Récemment, une nouvelle docuserie intitulée « Abandonados » a été mise en ligne sur une plateforme digitale. Cette série en quatre épisodes met en lumière l’histoire de trois enfants, deux garçons et une fille, abandonnés près d’une gare à Barcelone en 1984. À l’époque, ils avaient seulement deux, quatre et six ans et parlaient français. Privés de tout document, ils se souvenaient simplement de leur vie à Paris. Quarante-deux ans plus tard, le journaliste et réalisateur Carles Porta s’interroge sur les raisons qui ont poussé leurs parents à les laisser seuls dans la rue.
Ce cas, qui s’inscrit parmi de nombreuses affaires non résolues, captive des millions de spectateurs à travers le monde. L’attrait pour le true crime, un genre visuel en forte croissance, attire un nombre croissant d’adeptes. Autrefois, ces histoires anecdotiques étaient surtout relayées par des émissions spécialisées. Aujourd’hui, elles occupent une place de choix dans les journaux télévisés à large écoute. Malheureusement, cela s’accompagne souvent d’une exposition sans filtre à des détails parfois sordides, accessibles à un jeune public sans considération pour leur impact potentiel.

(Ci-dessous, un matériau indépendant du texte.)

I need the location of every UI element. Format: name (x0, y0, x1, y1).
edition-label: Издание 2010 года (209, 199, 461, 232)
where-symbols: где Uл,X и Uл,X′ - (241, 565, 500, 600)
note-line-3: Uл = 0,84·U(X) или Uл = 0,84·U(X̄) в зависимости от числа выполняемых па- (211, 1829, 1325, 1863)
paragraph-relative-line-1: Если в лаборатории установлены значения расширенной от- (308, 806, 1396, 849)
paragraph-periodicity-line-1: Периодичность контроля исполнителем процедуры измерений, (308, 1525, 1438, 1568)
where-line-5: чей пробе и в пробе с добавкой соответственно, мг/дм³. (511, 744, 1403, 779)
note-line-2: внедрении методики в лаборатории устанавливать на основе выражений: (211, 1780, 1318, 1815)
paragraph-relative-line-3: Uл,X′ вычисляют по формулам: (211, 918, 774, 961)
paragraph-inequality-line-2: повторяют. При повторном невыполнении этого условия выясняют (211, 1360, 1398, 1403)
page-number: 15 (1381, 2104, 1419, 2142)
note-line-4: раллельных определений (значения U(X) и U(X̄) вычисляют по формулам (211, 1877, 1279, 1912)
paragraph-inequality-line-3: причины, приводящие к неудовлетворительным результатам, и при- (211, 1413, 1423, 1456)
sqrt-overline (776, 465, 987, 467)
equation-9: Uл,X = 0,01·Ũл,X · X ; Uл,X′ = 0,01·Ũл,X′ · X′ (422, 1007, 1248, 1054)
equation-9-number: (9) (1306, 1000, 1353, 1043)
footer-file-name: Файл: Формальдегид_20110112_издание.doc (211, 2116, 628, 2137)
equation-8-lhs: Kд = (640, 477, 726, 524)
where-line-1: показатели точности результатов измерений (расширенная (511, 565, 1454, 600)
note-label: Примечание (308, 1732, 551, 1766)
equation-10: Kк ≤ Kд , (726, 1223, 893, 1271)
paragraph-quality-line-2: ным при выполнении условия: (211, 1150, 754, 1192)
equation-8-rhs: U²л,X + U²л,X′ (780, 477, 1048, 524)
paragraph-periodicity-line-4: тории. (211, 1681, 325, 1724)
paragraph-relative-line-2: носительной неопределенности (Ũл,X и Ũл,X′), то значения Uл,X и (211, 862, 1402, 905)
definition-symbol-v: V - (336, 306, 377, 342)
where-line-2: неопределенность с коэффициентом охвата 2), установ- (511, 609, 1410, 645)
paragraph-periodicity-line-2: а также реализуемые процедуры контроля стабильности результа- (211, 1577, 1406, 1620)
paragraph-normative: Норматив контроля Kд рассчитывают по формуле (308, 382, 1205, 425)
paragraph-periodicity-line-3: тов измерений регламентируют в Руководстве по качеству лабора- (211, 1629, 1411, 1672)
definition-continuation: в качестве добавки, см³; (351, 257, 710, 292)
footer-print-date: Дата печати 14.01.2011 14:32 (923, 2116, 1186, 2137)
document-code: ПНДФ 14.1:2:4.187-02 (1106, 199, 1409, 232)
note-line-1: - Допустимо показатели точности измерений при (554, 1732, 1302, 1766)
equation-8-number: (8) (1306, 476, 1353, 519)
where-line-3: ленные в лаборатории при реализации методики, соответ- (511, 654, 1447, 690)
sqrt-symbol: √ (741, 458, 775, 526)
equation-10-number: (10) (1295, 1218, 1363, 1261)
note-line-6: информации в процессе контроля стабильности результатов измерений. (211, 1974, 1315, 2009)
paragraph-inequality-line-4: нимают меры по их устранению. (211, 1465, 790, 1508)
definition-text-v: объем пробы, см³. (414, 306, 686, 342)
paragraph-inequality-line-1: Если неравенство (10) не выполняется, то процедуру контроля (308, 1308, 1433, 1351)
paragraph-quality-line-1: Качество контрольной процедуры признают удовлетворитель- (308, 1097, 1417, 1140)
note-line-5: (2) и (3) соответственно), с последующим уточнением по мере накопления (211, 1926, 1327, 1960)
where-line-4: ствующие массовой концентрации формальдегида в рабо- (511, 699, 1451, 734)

Ce phénomène n’est pas nouveau. Les plus âgés se souviennent sûrement du journal « El Caso », surnommé le « journal des concierges », qui a connu un large succès de 1952 à 1997. Il semble que notre société se soit transformée en un pays de « portiers », au sens figuré, où les tragédies et les crimes occupent une place centrale dans l’information.
Les reportages de faits divers, comme les agressions ou disparitions mystérieuses, captivent instantanément le public. Des études montrent que ce genre de contenu génère une forte empathie envers les victimes et suscite des émotions puissantes au sein de la collectivité.
Un des exemples marquants reste la photo d’un petit garçon syrien échoué sur une plage turque en 2015. Cette image d’Aylan, âgé de trois ans, a profondément touché le monde entier, incluant la chancelière allemande de l’époque, Angela Merkel, qui a modifié sa politique migratoire suite à cette scène tragique.
Historiquement, les conteurs du Moyen Âge attiraient l’attention en évoquant des histoires de morts violentes pour gagner leur vie. Ce goût pour le macabre semble persister à travers les âges. Les psychologues et criminologues reconnaissent que la violence suscite des émotions complexes, allant de l’horreur à un attrait inexplicable pour ce qui est dangereux. Ce phénomène a propulsé le format du true crime au rang des contenus les plus recherchés, comme en témoignent des affaires médiatisées qui continuent d’être revisitées sous des formes diverses, que ce soit au cinéma ou à la télévision.
Il est étonnant de constater qu’il y a encore quelques années, ces récits occupaient une place marginale dans les médias. Aujourd’hui, ils sont devenus des éléments centraux de programmes de divertissement, marquant un retour à un certain type de journalisme, mais avec une présentation bien plus élaborée.
Points importants à retenir
- La docuserie « Abandonados » explore l’abandon d’enfants dans les années 80 à Barcelone.
- L’attrait pour le true crime attire de plus en plus un vaste public.
- Des cas tragiques sont souvent présentés dans les journaux télévisés sans préparation préalable du jeune public.
- La fascination pour la violence et le macabre reste ancrée dans notre culture, depuis le Moyen Âge à nos jours.
- Les reportages sur des faits divers génèrent des émotions fortes et une forte empathie de la part des téléspectateurs.
En réfléchissant à cette tendance, je ne peux m’empêcher de me demander où nous en sommes véritablement. Sommes-nous devenus des consommateurs insensibles d’horreur? Ou cette fascination pour le drame et la tragédie témoigne-t-elle d’un besoin plus profond d’affronter notre propre humanité? Le dilemme moral que pose cette quête de sensationnel mérite une profonde réflexion. Quelles conséquences pour notre société ? Cela mérite d’être examiné avec prudence et lucidité.